NHKは避難区域がある福島県内の11の自治体に、介護が必要な高齢者と介護費の推移を聞きました。
それによりますと介護が必要な高齢者は震災前の平成22年12月には全体で8544人だったのに対し、去年12月には1万752人と2200人余り、率にして26%増えました。
増加の割合は同じ時期の全国平均の2倍を超え、避難生活の長期化に伴って身体機能が低下する高齢者が増えたものとみられています。
また、介護保険の給付費の総額は平成22年度の125億円から昨年度は151億円まで26億円増加し、自治体ごとの平均でおよそ33%、大幅に増える見通しであることが分かりました。
市町村別でみると、浪江町では介護が必要な高齢者が389人増えて、介護給付費が33%増加したほか、189人増えた大熊町では36%、126人増えた双葉町では49%、それぞれ介護給付費が増えました。
原発事故の避難区域では、高齢者が支払う費用は現在は国からの特例補助金などでまかなわれていますが、国や市町村の負担は増えていて、元の町に戻る見通しが立たない自治体では今後も介護が必要な高齢者と財政負担が増え続けることが懸念されています。

「要介護」女性は

大熊町からおよそ100キロ離れた会津若松市の仮設住宅で避難生活をおくる末永ミツ子さん(80)は、震災前は毎朝、自転車で5分ほどの自分の畑で行う農作業を日課にしてきました。
時には自宅からおよそ7キロ離れた隣町の桜の名所に自転車で向かうこともありました。
しかし震災後、近くの仮設住宅に住む息子や孫以外に知り合いはおらず、慣れない土地のため外出することもほとんどなくなりました。
畑もなく、生きがいだった農業もできません。
家が狭いため掃除などの家事をする必要もなくなり、一日中、部屋の中で横になっているような生活が続いています。
こうした生活を続けている末永さんは、避難生活を始めてから次第に足腰が弱りはじめ、最近は少し歩いただけでひざや腰が痛くなり、部屋に戻ってしまうことも多いといいます。
今では外出するのに手押し車やつえが欠かせなくなりました。
震災から半年後に「要支援1」の認定を受け、先月には介護度が2段階進んだ「要介護1」になりました。
末永さんは現在、週に3回、デイサービスの施設に通っています。
末永さんは「朝起きてもやることがなくテレビを見てご飯を食べて寝てといった生活で、体力も落ちるし何も考えることがないから頭も衰えて物忘れもするようになりました。
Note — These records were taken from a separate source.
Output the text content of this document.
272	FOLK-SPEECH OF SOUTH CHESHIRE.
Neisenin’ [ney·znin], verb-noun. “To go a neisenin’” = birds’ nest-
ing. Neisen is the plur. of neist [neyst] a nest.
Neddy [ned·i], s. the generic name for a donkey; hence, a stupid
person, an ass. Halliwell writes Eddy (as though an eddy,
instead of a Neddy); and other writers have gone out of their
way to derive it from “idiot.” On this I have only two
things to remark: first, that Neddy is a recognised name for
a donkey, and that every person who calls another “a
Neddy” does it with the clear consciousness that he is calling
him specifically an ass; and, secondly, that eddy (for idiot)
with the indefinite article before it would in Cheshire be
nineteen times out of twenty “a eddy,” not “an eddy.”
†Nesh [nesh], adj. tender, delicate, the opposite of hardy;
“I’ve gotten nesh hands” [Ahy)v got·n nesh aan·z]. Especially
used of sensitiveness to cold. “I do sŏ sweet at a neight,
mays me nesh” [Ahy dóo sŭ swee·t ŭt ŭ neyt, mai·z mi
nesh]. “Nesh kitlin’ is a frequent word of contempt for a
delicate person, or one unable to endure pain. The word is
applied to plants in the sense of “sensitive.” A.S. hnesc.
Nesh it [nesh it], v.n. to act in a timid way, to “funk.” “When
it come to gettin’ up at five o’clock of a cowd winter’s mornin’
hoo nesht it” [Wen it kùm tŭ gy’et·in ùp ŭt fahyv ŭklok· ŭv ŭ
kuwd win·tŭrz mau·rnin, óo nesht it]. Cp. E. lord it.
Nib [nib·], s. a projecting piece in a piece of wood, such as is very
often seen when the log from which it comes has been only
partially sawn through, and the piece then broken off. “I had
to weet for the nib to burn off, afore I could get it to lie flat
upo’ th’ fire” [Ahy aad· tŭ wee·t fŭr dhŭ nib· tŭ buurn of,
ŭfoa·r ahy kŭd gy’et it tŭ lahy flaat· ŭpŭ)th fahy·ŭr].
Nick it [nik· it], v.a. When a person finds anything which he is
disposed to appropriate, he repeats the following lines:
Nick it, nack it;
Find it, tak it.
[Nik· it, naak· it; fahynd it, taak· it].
大熊町にいたころはまだまだ5年は畑仕事は大丈夫だなって思っていましたが、今の生活は楽しみも生きがいもありません」と話しています。

大熊町の実情は

全域が避難区域に指定され、今もすべての住民が全国各地の仮設住宅や借り上げ住宅などに避難している福島県大熊町では、介護が必要な高齢者が震災前に比べて55%増加しました。
特に震災前は要支援と要介護1の高齢者は合わせて121人でしたが272人と2倍以上に増え、これまで介護サービスを受けていなかった高齢者が新たにサービスを受け始めたケースが目立っています。
介護が必要な高齢者が増えた理由について大熊町健康介護課の猪狩良一課長は、「多くの高齢者が避難生活によって農作業や孫の世話などの日課が奪われ、友人もいない土地で狭い仮設住宅に閉じこもりがちになりどんどん体力が落ちていくケースが多い。このまま増加すれば介護施設が足りなくなるおそれもある」と話しています。
大熊町では今月から避難者が多い会津若松市やいわき市の仮設住宅などを巡回し、高齢者の体力低下を防ぐため体を動かしてもらう新たな教室を開き、介護予防に力を入れていくことにしています。